Lorsque M. Anselme Roche s’était tu, attendant ses réponses, Juve, très tranquillement, exagérant même son attitude d’indifférence, se leva de la chaise qu’il occupait, s’inclina, et d’un petit ton badin commença :
— Permettez-moi de me présenter, monsieur le procureur, avant de vous répondre, ou plutôt avant de répondre à certaines de vos questions. Vous avez tout à l’heure fait une confusion d’ailleurs bien excusable. Vous m’avez appelé : Fantômas. Je ne suis pas Fantômas. Je n’ai jamais été Fantômas. Fantômas est depuis longtemps libre, hors de prison, à l’abri de la poigne des gendarmes, et moi, moi qui vous parle, moi, que l’on vient d’extrader de Belgique, je suis. Voyons, monsieur le procureur général, vous ne devinez pas qui je suis ?
Le procureur général présentait à cet instant un visage si stupéfait qu’il fallait toute l’angoisse de la minute pour que Juve ne pouffât pas, en considérant cette face blême, où la bouche grimaçait, où les yeux ronds semblaient clignoter devant une lumière aveuglante.
— Non, je ne sais pas qui vous êtes.
— Eh bien, reprenait Juve, je crains que vous n’en soyez surpris. Je ne suis pas Fantômas, je suis Juve.
Le policier, sitôt sa déclaration faite, son extraordinaire déclaration, perdit un peu de son calme. L’instant était décisif, et Juve le savait.
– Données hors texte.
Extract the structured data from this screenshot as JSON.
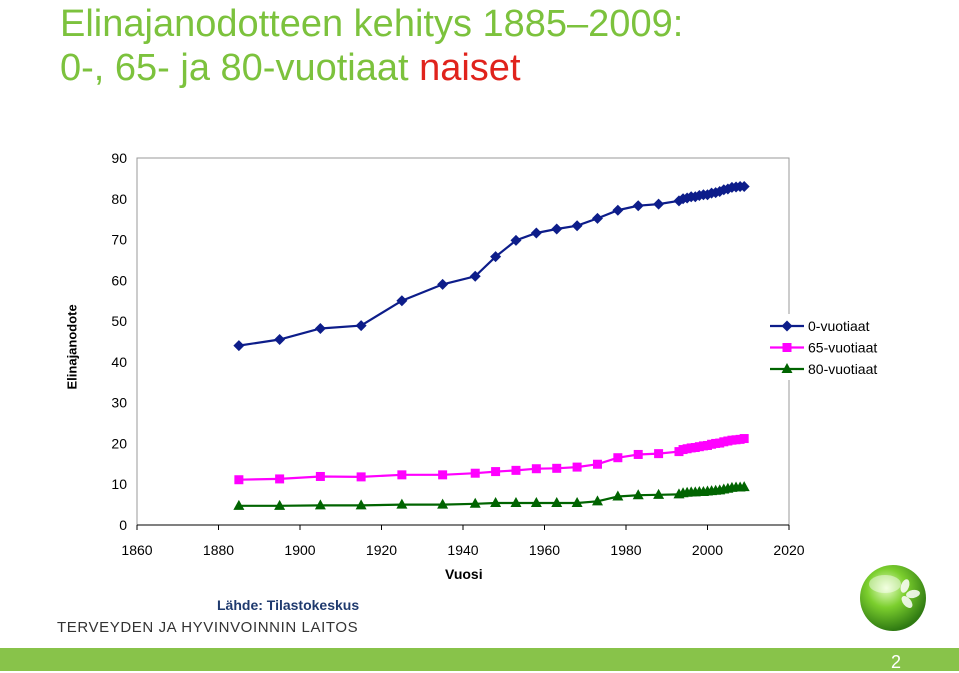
{
  "slide": {
    "title_line1": "Elinajanodotteen kehitys 1885–2009:",
    "title_line2_main": "0-, 65- ja 80-vuotiaat ",
    "title_line2_accent": "naiset",
    "source": "Lähde: Tilastokeskus",
    "organization": "TERVEYDEN JA HYVINVOINNIN LAITOS",
    "page_number": "2"
  },
  "colors": {
    "title": "#7cc23d",
    "accent": "#e0231c",
    "series_0": "#0d1d8a",
    "series_65": "#ff00ff",
    "series_80": "#006400",
    "footer": "#88c34a"
  },
  "chart_data": {
    "type": "line",
    "title": "",
    "xlabel": "Vuosi",
    "ylabel": "Elinajanodote",
    "xlim": [
      1860,
      2020
    ],
    "ylim": [
      0,
      90
    ],
    "xticks": [
      1860,
      1880,
      1900,
      1920,
      1940,
      1960,
      1980,
      2000,
      2020
    ],
    "yticks": [
      0,
      10,
      20,
      30,
      40,
      50,
      60,
      70,
      80,
      90
    ],
    "grid": "horizontal",
    "legend_position": "right",
    "series": [
      {
        "name": "0-vuotiaat",
        "marker": "diamond",
        "color": "#0d1d8a",
        "x": [
          1885,
          1895,
          1905,
          1915,
          1925,
          1935,
          1943,
          1948,
          1953,
          1958,
          1963,
          1968,
          1973,
          1978,
          1983,
          1988,
          1993,
          1994,
          1995,
          1996,
          1997,
          1998,
          1999,
          2000,
          2001,
          2002,
          2003,
          2004,
          2005,
          2006,
          2007,
          2008,
          2009
        ],
        "y": [
          44.0,
          45.5,
          48.2,
          48.9,
          55.0,
          59.0,
          61.0,
          65.8,
          69.8,
          71.6,
          72.6,
          73.4,
          75.2,
          77.2,
          78.3,
          78.7,
          79.5,
          80.0,
          80.2,
          80.5,
          80.5,
          80.8,
          81.0,
          81.0,
          81.4,
          81.5,
          81.8,
          82.2,
          82.4,
          82.8,
          82.9,
          83.0,
          83.0
        ]
      },
      {
        "name": "65-vuotiaat",
        "marker": "square",
        "color": "#ff00ff",
        "x": [
          1885,
          1895,
          1905,
          1915,
          1925,
          1935,
          1943,
          1948,
          1953,
          1958,
          1963,
          1968,
          1973,
          1978,
          1983,
          1988,
          1993,
          1994,
          1995,
          1996,
          1997,
          1998,
          1999,
          2000,
          2001,
          2002,
          2003,
          2004,
          2005,
          2006,
          2007,
          2008,
          2009
        ],
        "y": [
          11.1,
          11.3,
          11.9,
          11.8,
          12.3,
          12.3,
          12.7,
          13.1,
          13.4,
          13.8,
          13.9,
          14.2,
          14.9,
          16.5,
          17.3,
          17.5,
          18.0,
          18.5,
          18.7,
          18.9,
          19.0,
          19.2,
          19.4,
          19.5,
          19.8,
          20.0,
          20.1,
          20.4,
          20.6,
          20.8,
          20.9,
          21.0,
          21.2
        ]
      },
      {
        "name": "80-vuotiaat",
        "marker": "triangle",
        "color": "#006400",
        "x": [
          1885,
          1895,
          1905,
          1915,
          1925,
          1935,
          1943,
          1948,
          1953,
          1958,
          1963,
          1968,
          1973,
          1978,
          1983,
          1988,
          1993,
          1994,
          1995,
          1996,
          1997,
          1998,
          1999,
          2000,
          2001,
          2002,
          2003,
          2004,
          2005,
          2006,
          2007,
          2008,
          2009
        ],
        "y": [
          4.7,
          4.7,
          4.8,
          4.8,
          5.0,
          5.0,
          5.2,
          5.4,
          5.4,
          5.4,
          5.4,
          5.4,
          5.8,
          7.0,
          7.3,
          7.4,
          7.5,
          7.8,
          7.9,
          8.0,
          8.0,
          8.1,
          8.1,
          8.2,
          8.3,
          8.4,
          8.5,
          8.7,
          8.9,
          9.1,
          9.2,
          9.2,
          9.3
        ]
      }
    ]
  }
}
Depuis deux heures, son opinion était faite. Il soupçonnait de terribles choses, d’épouvantables drames, il avait conscience de frôler à la fois la victoire et la défaite. Qu’il parvînt à convaincre le procureur général de sa personnalité et l’arrestation de Fantômas n’était plus qu’une question de minutes.
Que M. Anselme Roche, au contraire, ne voulût pas admettre ce fait, d’apparence invraisemblable, et, peut-être, d’autres difficultés allaient surgir qui donneraient à l’Insaisissable le temps de disparaître une fois de plus.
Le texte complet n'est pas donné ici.